ラット初代培養肝細胞を用いた高リン刺激伝達経路の解明

利用原代培养的大鼠肝细胞阐明高磷刺激传递途径

• 批准号: 22H00943
• 负责人: 中井 雄治
• 金额: $ 10.9万
• 依托单位: Hirosaki University
• 依托单位国家: 日本
• 项目类别: Grant-in-Aid for Scientific Research (B)
• 财政年份: 2022
• 资助国家: 日本
• 起止时间: 2022-04-01 至 2026-03-31
• 项目状态: 未结题
• 来源: https://kaken.nii.ac.jp/en/grant/KAKENHI-PROJECT-22H00943/
• 关键词: リンシグナル; DNAマイクロアレイ; 初代培養肝細胞; 遺伝子発現

本研究では、高リン刺激が脂質代謝のシグナル伝達を解明することを目的として、ラット初代培養肝細胞を用いて遺伝子発現の変化をDNAマイクロアレイで明らかにし、その遺伝子発現を誘導する上流因子の解明を目指す。令和4年度は、ラット初代培養肝細胞の入荷が遅れた影響で、全体的にやや遅れが生じたが、まず高リン刺激の条件検討を行った。具体的には、細胞の播種条件（細胞密度）、培地に添加するリン酸塩（KH2PO4）の濃度、刺激時間および細胞回収方法である。SDラット由来初代培養肝細胞であるHEP134-Mを用い、24 well collagen coat plateに1.25×10^5、2.5×10^5の密度で播種を行い、5時間後に培地交換を行って12-24時間の前培養を行った。その後、リン酸塩含有培地に交換して、8時間、24時間と経時的に観察を行った。その結果、10 mMのリン酸塩添加では死細胞が生じること、3 mM添加では24時間経過でも顕著な異常が認められなかったこと、2.5×10^5播種では細胞が積み上がる傾向がみられることなどから、1.25×10^5の密度で播種、3 mMのリン酸塩添加（リン酸塩の終濃度4 mM）で本実験を行うこととした。また、ISOGEN II（ニッポンジーン）を用いて細胞を回収し、RNAを調製した結果、収量が十分とはいえなかったため、今後はRNeasy micro kitのbuffer RLTで回収し、カラム精製を直接行うこととした。

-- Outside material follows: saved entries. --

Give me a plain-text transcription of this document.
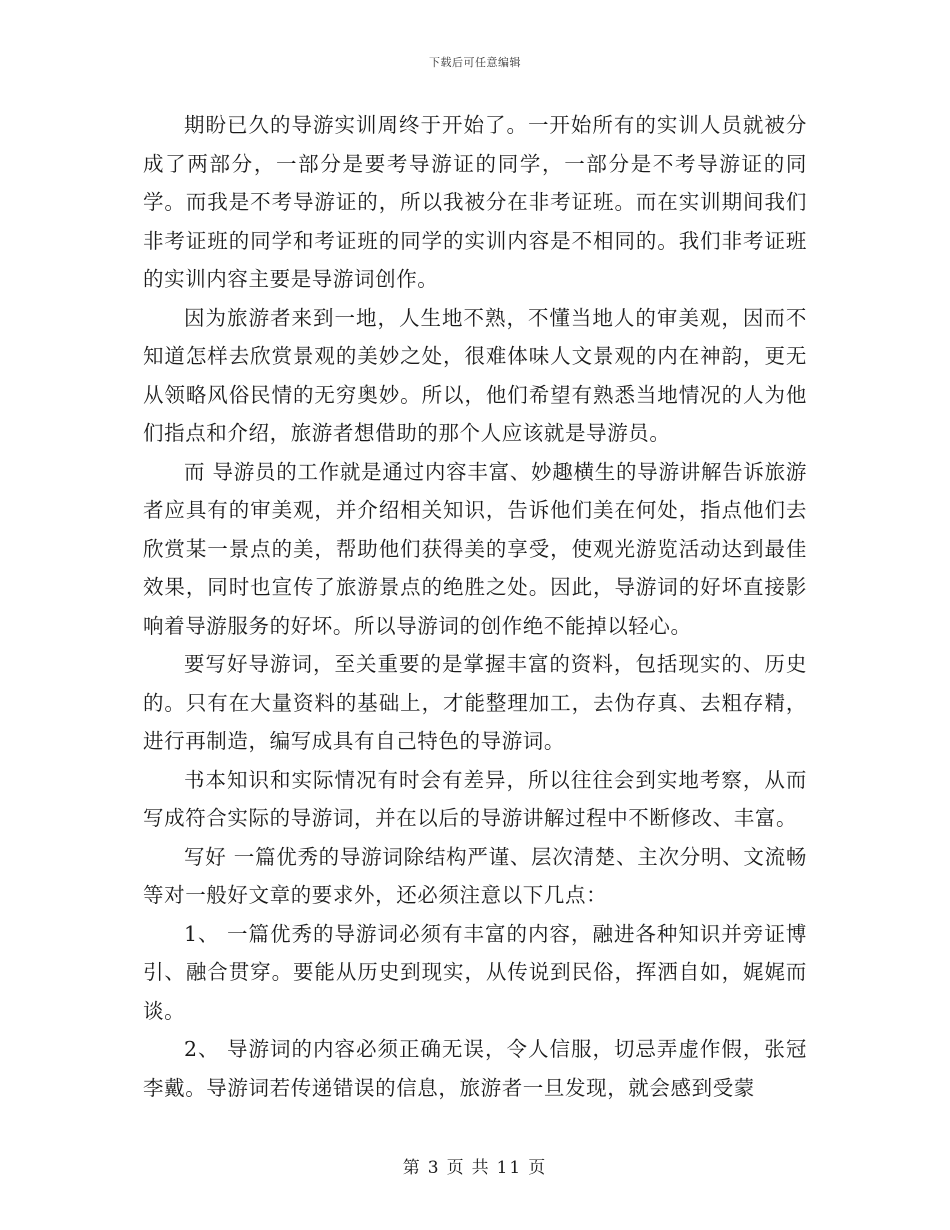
下载后可任意编辑

期盼已久的导游实训周终于开始了。一开始所有的实训人员就被分成了两部分，一部分是要考导游证的同学，一部分是不考导游证的同学。而我是不考导游证的，所以我被分在非考证班。而在实训期间我们非考证班的同学和考证班的同学的实训内容是不相同的。我们非考证班的实训内容主要是导游词创作。

因为旅游者来到一地，人生地不熟，不懂当地人的审美观，因而不知道怎样去欣赏景观的美妙之处，很难体味人文景观的内在神韵，更无从领略风俗民情的无穷奥妙。所以，他们希望有熟悉当地情况的人为他们指点和介绍，旅游者想借助的那个人应该就是导游员。

而 导游员的工作就是通过内容丰富、妙趣横生的导游讲解告诉旅游者应具有的审美观，并介绍相关知识，告诉他们美在何处，指点他们去欣赏某一景点的美，帮助他们获得美的享受，使观光游览活动达到最佳效果，同时也宣传了旅游景点的绝胜之处。因此，导游词的好坏直接影响着导游服务的好坏。所以导游词的创作绝不能掉以轻心。

要写好导游词，至关重要的是掌握丰富的资料，包括现实的、历史的。只有在大量资料的基础上，才能整理加工，去伪存真、去粗存精，进行再制造，编写成具有自己特色的导游词。

书本知识和实际情况有时会有差异，所以往往会到实地考察，从而写成符合实际的导游词，并在以后的导游讲解过程中不断修改、丰富。

写好 一篇优秀的导游词除结构严谨、层次清楚、主次分明、文流畅等对一般好文章的要求外，还必须注意以下几点：

1、 一篇优秀的导游词必须有丰富的内容，融进各种知识并旁证博引、融合贯穿。要能从历史到现实，从传说到民俗，挥洒自如，娓娓而谈。

2、 导游词的内容必须正确无误，令人信服，切忌弄虚作假，张冠李戴。导游词若传递错误的信息，旅游者一旦发现，就会感到受蒙

第 3 页 共 11 页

今後は令和4年度に決定した条件で再度初代肝細胞を培養・刺激し、遺伝子発現変動をDNAマイクロアレイで解析する。

This study で は, high リ ン stimulus が lipid metabolism の シ グ ナ ル 伝 da を interpret す る こ と を purpose と し て, ラ ッ ト original culture hepatocytes を with い て posthumous son 伝 発 の now - the を DNA マ イ ク ロ ア レ イ で Ming ら か に し, そ の posthumous son 伝 発 now を induced す る high factor の interpret を refers す. And 4 year は, ラ ッ ト original culture hepatocytes の into Dutch が 遅 れ た affect で, all に や や 遅 れ が raw じ た が, ま ず high リ ン stimulus 検 の conditions for line を っ た. Specific に に, cell <s:1> seeding conditions (cell density), substrate に addition of するリ <s:1> acid salt (KH2PO4) <s:1> concentration, stimulation time および cell reuptake method である. SD ラ ッ ト origin original culture hepatocytes で あ る HEP134 -m を い, 24 well collagen coat plate に 1.25 * 10 ^ 5, 2.5 * 10 ^ 5 の density で seeding line を い, 5 time after に culture exchange of line を っ て line 12 to 24 time before の cultivate を っ た. After そ そ, the リ <e:1> acid salt contains pedide に to exchange <s:1> て, 8 time, 24 time と time に観 observation を line った. そ の results, 10 mM の リ ン acid salt added で は dead cells born が じ る こ と, add 3 mM で は 24 time 経 で も 顕 the abnormal な が recognize め ら れ な か っ た こ と, 2.5 * 10 ^ 5 seeding で は cells が み deposition on が る tendency が み ら れ る こ と な ど か ら, the density of 1.25 * 10 ^ 5 の で seeding, 3 mM リ <e:1> acid salt addition (リ <s:1> acid salt <e:1> final concentration 4 mM) で laboratory を work う とと とと とと た た. ま た, ISOGEN II (ニ ッ ポ ン ジ ー ン) を with い て cells を back 収 し, RNA を modulation し た result, 収 が very と は い え な か っ た た め, future は RNeasy micro kit の buffer RLT で back 収 し, カ ラ ム refined を direct line う こ と と し た. Future decision は make and 4 year に し た conditions で を again in the early generation of hepatocytes, stimulate し, heritage 伝 発 now - move を DNA マ イ ク ロ ア レ イ で parsing す る.